Март уходит, а приходит – приходит апрель, и Джехё звонит Минхёку на мобильный в понедельник рано-рано утром, когда он только-только успевает проснуться и не обнаружить Чихо дома. Джехё звонит ему на мобильный и зовет на день рождения Юквона в конце недели. Вот так по-детски, в его словах не хватает разве что только «с меня тортик, с тебя конфеты» или чего-то в этом роде. Но голос у Джехё такой же усталый как у Чихо в те редкие моменты, когда им все-таки удается поговорить. В ответ на Минхёковское «как дела?», Джехё делится, что дела, на самом деле, не так уж и здорово, что они целыми днями просиживают задницы в офисе, что все не так, что крики и ругань стали почти традицией, что Чихо злится на всех и каждого из-за любой мелочи, да и сам Джехё не лучше ничуть. Он шумно выдыхает в трубку и говорит, что вся эта весна – это какое-то одно большое сумасшествие.
Чихо в этот день приходит домой раньше обычного – а у них одиннадцать вечера действительно считается «раньше обычного», – и оккупирует гостиную.
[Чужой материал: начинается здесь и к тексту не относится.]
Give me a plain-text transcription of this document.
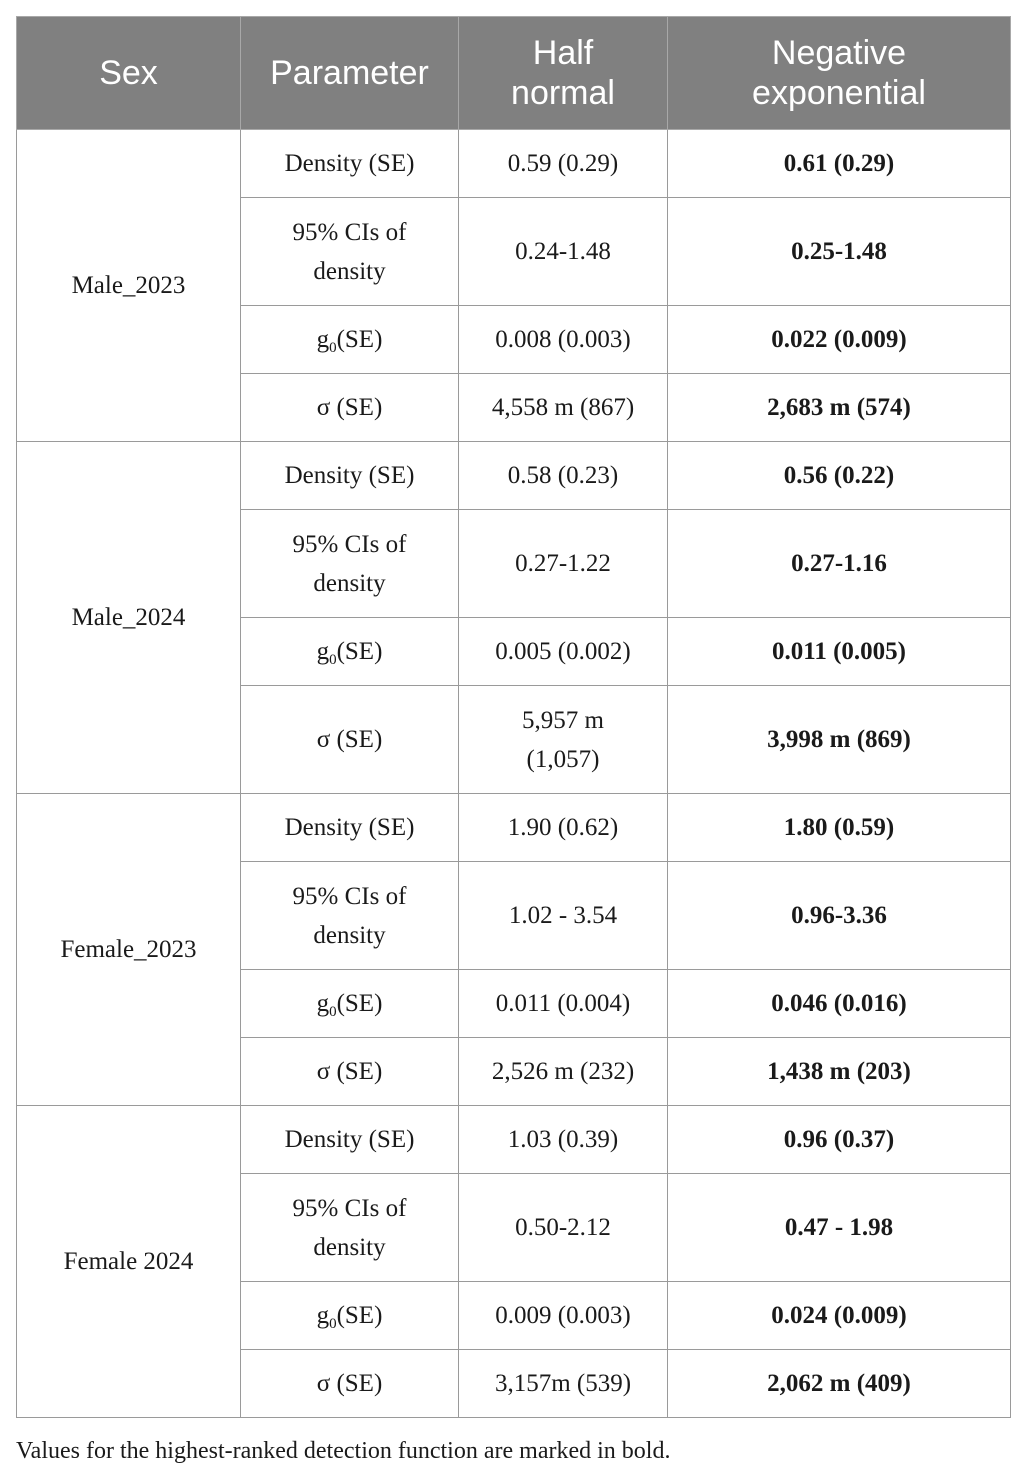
Sex	Parameter	Half normal	Negative exponential
Male_2023	Density (SE)	0.59 (0.29)	0.61 (0.29)
	95% CIs of density	0.24-1.48	0.25-1.48
	$g_0(SE)$	0.008 (0.003)	0.022 (0.009)
	σ (SE)	4,558 m (867)	2,683 m (574)
Male_2024	Density (SE)	0.58 (0.23)	0.56 (0.22)
	95% CIs of density	0.27-1.22	0.27-1.16
	$g_0(SE)$	0.005 (0.002)	0.011 (0.005)
	σ (SE)	5,957 m (1,057)	3,998 m (869)
Female_2023	Density (SE)	1.90 (0.62)	1.80 (0.59)
	95% CIs of density	1.02 - 3.54	0.96-3.36
	$g_0(SE)$	0.011 (0.004)	0.046 (0.016)
	σ (SE)	2,526 m (232)	1,438 m (203)
Female 2024	Density (SE)	1.03 (0.39)	0.96 (0.37)
	95% CIs of density	0.50-2.12	0.47 - 1.98
	$g_0(SE)$	0.009 (0.003)	0.024 (0.009)
	σ (SE)	3,157m (539)	2,062 m (409)
Values for the highest-ranked detection function are marked in bold.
Когда Минхёк наконец заглядывает туда, у Чихо по всему полу разбросаны тонны бумаги, а сам он чертит что-то на огромном-огромном листе. Минхёк стоит в дверях и наблюдает, как с каждой минутой Чихо злится все больше, как раз за разом порывается закатать рукава идеально белой и идеально выглаженной рубашки, а потом психует, перечеркивает все, комкает этот большущий лист в огромный комок и запускает в другой конец комнаты.
- Как дела на работе? – Спрашивает Минхёк, делая наконец-то шаг внутрь комнаты, и Чихо вздрагивает, хотя прекрасно видел, что он здесь.
Он прикрывает глаза и откидывается назад – падает спиной на ковер и на свои рабочие бумаги, слушает, как у него над ухом мерно шумит ноутбук, а с кухни их старое радио привычно хрипит какую-то джазовую мелодию.
- У нас ебнулся ксерокс и немножко я, - выдает он в итоге. – Джехё тоже ебнулся, но почти сразу починился. Везет.
Минхёк садится осторожно рядом, чувствует как под ним мнутся бумаги и надеется, что они были не такими уж и важными. Минхёк мог бы задать много разных вопросов и сказать много самых разных слов, смешных и не очень, Минхёк мог бы придумать множество способов заставить Чихо улыбнуться, как Чихо всегда заставлял улыбаться его, но вместо этого он спрашивает:
- И как скоро починят ваш ксерокс?
Чихо смотрит на него снизу вверх очень хмуро, и как бы спрашивая «ты серьезно?», а потом отвечает неохотно:
- Не знаю.
Он садится лениво и выуживает откуда-то – Минхёк так и не успевает понять, откуда именно, - очередной огромный лист.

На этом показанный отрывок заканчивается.